The Saxon State Library, which has now celebrated the 440th anniversary of its foundation, began, as did many other of the state libraries in present‐day Germany, as a private court collection. The founder, the Elector August (reigned 1553‐1586), personally superintended the acquisitions policy of the library. Most of the books and manuscripts were purchased, which means that the library did not benefit from the flood of books released by the dissolution of the monasteries in Saxony. It was in fact the University of Leipzig which profited in the main from that bibliographical windfall. The heyday of the Dresden Court Library was the eighteenth century, thanks to the economic prosperity of Saxony, which enabled large private collections to be acquired for the library. Three of these collections, the Besser, Bünau and Brühl, together brought in about 122,000 volumes. Through a deliberate policy of transferring rare volumes from smaller institutions, the library had become the state depository in all but name by the end of that century. Although it had lost ground by the 1830s to the larger collections in Berlin and Munich, it continued to exert a powerful influence on German librarianship through a series of energetic directors, although this role is hardly mentioned in Olson’s recent monograph on the problems surrounding the establishment of a national library in Germany. The dark period in the library’s history, as with the rest of Germany, began with the accession to power by Hitler. As well as losing large numbers of books in the wilful destruction of Dresden by British and American bombers early in 1945, the library lost just as many to the confiscations by the Soviet occupying forces. All totalitarian governments, whether of the left or of the right, are equally dangerous to libraries, as certain towns in France now know to their cost. That the Saxon State Library managed not only to survive the intellectual and material grimness of the GDR years but even to uphold the high professional standards set by its earlier directors was due largely to Burghard Burgemeister, who achieved the double feat of protecting the collections from mindless bureaucratic interference and of expanding them.
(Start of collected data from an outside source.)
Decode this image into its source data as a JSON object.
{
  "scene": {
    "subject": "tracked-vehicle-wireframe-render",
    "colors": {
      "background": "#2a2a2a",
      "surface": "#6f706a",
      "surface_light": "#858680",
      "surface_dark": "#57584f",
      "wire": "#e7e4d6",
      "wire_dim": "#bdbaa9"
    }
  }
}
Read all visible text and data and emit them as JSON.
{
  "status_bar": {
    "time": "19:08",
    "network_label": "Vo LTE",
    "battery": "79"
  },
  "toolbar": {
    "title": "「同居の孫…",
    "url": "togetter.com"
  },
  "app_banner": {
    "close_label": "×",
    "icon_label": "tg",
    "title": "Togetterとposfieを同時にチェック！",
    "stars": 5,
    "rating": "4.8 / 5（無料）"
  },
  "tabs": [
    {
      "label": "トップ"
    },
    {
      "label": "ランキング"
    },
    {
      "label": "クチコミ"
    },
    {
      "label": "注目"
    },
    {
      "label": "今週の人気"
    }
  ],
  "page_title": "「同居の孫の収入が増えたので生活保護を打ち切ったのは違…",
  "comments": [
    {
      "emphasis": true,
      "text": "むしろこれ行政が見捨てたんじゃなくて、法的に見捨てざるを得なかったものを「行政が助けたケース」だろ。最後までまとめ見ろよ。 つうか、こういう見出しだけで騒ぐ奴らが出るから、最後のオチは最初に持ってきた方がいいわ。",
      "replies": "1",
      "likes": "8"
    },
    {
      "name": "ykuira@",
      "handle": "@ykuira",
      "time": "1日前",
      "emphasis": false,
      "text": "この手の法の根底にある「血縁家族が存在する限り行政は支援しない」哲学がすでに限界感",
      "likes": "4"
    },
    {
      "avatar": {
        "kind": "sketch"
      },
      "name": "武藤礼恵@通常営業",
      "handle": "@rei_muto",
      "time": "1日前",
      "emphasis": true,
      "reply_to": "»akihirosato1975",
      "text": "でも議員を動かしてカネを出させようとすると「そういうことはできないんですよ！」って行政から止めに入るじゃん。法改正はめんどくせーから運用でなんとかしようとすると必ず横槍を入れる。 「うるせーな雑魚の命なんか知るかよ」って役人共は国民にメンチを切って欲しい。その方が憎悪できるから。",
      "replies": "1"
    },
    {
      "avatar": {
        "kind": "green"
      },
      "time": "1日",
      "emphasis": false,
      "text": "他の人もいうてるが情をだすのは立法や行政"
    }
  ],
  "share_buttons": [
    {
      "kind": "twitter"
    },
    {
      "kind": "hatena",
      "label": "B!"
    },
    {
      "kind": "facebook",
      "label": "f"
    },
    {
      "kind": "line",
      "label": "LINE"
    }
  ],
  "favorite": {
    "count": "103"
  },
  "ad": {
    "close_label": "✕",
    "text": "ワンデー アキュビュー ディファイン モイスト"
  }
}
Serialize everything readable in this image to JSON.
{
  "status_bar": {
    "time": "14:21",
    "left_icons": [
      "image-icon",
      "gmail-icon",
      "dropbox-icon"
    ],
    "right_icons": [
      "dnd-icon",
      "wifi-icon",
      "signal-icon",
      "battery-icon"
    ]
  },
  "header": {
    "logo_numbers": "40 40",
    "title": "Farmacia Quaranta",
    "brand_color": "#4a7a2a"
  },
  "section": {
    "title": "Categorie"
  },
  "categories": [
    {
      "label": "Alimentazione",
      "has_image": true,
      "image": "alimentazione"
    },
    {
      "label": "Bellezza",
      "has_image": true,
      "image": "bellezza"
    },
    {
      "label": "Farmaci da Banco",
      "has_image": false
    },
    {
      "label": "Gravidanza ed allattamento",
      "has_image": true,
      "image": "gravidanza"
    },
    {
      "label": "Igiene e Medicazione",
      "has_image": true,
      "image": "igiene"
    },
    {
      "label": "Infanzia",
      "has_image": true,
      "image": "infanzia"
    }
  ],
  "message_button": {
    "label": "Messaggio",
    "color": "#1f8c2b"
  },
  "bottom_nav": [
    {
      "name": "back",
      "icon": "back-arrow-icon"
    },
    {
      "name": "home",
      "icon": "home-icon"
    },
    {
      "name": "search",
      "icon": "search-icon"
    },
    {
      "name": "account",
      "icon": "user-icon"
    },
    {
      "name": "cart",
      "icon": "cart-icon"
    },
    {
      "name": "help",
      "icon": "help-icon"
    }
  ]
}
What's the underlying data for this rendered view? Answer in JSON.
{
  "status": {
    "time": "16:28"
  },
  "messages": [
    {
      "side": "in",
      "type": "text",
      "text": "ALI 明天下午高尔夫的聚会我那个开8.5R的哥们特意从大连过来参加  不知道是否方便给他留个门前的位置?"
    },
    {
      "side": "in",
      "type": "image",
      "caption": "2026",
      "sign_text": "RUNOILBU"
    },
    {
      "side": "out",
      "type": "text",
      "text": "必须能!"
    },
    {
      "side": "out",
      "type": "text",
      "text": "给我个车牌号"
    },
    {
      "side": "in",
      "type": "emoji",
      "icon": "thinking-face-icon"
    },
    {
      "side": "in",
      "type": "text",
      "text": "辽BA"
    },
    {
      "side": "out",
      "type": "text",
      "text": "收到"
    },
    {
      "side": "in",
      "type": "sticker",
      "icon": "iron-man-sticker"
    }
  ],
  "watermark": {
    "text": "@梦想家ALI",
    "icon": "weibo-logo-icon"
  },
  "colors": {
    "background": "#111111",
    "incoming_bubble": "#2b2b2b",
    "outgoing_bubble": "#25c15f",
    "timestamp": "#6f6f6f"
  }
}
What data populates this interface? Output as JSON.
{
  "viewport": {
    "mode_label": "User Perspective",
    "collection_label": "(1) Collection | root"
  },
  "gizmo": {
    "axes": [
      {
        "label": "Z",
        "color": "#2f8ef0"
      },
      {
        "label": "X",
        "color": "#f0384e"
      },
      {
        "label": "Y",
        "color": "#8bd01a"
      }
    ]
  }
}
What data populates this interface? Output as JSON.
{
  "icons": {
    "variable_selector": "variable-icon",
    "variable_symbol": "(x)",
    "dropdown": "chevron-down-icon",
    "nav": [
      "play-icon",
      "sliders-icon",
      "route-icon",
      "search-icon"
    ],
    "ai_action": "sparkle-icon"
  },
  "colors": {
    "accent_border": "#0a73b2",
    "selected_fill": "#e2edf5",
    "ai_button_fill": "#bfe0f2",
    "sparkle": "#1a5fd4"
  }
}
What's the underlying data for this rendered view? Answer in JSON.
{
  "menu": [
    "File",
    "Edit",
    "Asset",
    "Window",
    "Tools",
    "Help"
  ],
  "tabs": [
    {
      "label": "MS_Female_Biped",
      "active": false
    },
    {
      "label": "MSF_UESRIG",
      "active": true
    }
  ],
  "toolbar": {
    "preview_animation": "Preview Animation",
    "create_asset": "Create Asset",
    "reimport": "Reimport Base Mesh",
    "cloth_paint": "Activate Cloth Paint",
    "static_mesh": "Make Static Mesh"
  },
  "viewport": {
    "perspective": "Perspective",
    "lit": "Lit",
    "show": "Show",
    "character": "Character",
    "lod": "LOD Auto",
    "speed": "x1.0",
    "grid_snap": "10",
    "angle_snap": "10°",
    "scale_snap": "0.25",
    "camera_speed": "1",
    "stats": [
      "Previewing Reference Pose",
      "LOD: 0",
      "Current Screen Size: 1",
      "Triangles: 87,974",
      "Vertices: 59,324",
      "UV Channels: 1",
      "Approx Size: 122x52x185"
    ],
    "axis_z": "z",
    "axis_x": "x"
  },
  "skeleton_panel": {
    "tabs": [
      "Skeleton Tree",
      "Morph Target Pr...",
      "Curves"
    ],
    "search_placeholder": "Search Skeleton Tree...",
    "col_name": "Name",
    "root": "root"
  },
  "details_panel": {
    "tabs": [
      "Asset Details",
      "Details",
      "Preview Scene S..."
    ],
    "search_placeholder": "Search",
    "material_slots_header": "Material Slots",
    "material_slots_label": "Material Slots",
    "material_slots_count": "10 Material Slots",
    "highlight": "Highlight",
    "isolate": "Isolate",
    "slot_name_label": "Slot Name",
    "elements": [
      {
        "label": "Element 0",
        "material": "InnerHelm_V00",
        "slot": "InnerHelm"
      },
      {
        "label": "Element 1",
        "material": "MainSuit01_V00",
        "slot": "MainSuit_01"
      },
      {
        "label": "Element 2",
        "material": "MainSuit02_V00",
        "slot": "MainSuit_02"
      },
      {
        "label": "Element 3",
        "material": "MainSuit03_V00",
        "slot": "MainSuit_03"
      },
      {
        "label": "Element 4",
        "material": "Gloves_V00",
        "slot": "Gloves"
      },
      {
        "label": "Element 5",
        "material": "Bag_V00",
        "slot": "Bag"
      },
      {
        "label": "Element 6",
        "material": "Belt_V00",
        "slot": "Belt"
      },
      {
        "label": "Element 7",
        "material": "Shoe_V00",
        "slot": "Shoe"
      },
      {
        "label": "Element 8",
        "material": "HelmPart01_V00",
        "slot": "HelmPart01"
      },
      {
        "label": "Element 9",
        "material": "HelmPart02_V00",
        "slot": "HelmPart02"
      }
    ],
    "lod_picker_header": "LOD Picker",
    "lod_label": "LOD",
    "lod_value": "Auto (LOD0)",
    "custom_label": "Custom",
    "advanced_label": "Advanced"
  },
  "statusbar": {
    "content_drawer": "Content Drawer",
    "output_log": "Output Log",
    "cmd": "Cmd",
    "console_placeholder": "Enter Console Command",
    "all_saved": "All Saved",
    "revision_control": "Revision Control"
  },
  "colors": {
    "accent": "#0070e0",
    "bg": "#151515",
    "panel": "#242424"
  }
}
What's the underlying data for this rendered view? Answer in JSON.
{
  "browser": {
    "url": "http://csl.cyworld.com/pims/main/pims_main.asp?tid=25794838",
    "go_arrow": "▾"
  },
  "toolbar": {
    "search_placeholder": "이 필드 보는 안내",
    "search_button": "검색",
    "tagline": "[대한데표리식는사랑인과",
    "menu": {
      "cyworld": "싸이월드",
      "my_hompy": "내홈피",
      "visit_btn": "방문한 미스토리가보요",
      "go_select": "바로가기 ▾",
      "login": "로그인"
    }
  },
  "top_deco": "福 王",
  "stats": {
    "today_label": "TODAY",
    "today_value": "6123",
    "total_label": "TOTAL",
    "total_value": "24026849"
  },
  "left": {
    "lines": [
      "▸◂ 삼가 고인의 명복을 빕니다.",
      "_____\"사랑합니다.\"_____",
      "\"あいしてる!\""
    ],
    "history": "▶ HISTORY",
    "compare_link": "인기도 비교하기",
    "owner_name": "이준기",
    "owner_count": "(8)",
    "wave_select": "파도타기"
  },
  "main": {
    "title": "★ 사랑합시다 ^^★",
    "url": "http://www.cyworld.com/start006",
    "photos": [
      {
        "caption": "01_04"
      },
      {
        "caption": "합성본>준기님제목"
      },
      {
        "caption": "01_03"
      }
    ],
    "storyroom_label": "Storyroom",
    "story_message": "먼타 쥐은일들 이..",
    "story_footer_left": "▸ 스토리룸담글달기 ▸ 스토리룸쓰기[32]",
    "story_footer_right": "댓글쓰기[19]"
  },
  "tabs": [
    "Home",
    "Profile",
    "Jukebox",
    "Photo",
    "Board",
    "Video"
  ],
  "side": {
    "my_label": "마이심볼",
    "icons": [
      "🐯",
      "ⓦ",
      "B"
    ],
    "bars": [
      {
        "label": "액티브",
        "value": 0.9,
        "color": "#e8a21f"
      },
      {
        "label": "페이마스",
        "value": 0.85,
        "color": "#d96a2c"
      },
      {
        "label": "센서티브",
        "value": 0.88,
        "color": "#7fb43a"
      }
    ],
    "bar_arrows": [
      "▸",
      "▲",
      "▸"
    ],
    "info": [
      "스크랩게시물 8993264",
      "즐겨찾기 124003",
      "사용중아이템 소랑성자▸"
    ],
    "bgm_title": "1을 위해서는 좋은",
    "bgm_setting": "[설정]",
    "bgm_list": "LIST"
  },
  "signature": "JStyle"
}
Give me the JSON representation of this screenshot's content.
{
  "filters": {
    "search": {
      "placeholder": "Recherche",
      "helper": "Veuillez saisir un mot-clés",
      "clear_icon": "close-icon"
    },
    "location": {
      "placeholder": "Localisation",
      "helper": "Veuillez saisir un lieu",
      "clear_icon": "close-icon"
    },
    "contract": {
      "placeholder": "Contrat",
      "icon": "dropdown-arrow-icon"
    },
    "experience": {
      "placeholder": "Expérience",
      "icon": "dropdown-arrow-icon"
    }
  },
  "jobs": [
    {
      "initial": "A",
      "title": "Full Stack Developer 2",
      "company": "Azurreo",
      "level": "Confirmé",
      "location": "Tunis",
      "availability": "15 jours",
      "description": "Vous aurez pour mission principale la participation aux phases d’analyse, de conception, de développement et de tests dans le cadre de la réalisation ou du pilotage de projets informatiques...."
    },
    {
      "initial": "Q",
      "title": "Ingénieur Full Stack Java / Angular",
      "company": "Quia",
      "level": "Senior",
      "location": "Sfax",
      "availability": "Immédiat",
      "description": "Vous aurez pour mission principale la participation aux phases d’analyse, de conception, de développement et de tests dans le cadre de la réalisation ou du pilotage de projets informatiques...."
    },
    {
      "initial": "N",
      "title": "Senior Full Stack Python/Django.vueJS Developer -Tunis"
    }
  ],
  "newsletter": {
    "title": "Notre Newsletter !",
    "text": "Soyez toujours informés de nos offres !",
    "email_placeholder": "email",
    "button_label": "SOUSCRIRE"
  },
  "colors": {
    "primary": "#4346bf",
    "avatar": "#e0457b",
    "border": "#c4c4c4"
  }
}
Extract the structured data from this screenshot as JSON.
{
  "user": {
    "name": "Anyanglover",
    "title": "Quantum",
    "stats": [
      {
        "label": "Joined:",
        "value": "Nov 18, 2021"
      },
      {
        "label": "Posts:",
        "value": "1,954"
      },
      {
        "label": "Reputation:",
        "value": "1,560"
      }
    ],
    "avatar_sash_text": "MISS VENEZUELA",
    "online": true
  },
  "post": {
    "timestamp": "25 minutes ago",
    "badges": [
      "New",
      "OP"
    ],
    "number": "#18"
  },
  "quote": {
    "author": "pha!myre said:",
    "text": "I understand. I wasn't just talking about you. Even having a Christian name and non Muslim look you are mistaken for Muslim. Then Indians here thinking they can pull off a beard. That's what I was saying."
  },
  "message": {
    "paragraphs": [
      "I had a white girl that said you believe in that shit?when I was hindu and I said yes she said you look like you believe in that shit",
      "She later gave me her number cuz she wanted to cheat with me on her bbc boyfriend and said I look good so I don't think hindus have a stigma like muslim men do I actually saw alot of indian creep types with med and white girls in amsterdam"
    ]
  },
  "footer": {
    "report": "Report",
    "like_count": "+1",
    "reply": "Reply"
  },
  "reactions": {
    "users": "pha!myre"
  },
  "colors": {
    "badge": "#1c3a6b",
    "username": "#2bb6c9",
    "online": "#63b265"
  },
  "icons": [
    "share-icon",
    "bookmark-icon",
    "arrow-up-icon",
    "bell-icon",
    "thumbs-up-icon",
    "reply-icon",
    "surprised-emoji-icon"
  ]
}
It is customary for the curator responsible for a large exhibition to remain in the background, in order to allow the exhibits to be seen to better effect. In this case, however, it would be churlish to follow this custom, for the success of the exhibition owed as much to the curator of the Library of Congress’s German and Dutch collections, the ebullient and talented Margrit Krewson, as to anybody else. For as well as organising the exhibition, which included the obligatory, time‐consuming task of writing the texts of the explanatory labels to accompany the exhibits, she also had the enormous labour of raising the funds which are now so necessary to stage such an event. Heroines have a greater toughness than people often imagine, and Krewson needed a large amount of intellectual and moral courage to withstand a barrage of criticism from small‐minded members of the Polish community, and, it is strongly rumoured in Germanist circles, even from some of her own colleagues, who took exception to her perfectly reasonable remarks on the later dynastic links between the ruling house of Saxony and Poland.

The high standard of proof reading evident in the volume is no more than one would expect of Krewson’s abilities. I wish, however, that her Herculean efforts to make the exhibition the enormous success it was had been served better by those responsible for the typesetting of this accompanying volume. The unjustified lines detract from the overall appearance, as do the numerous incorrect word divisions.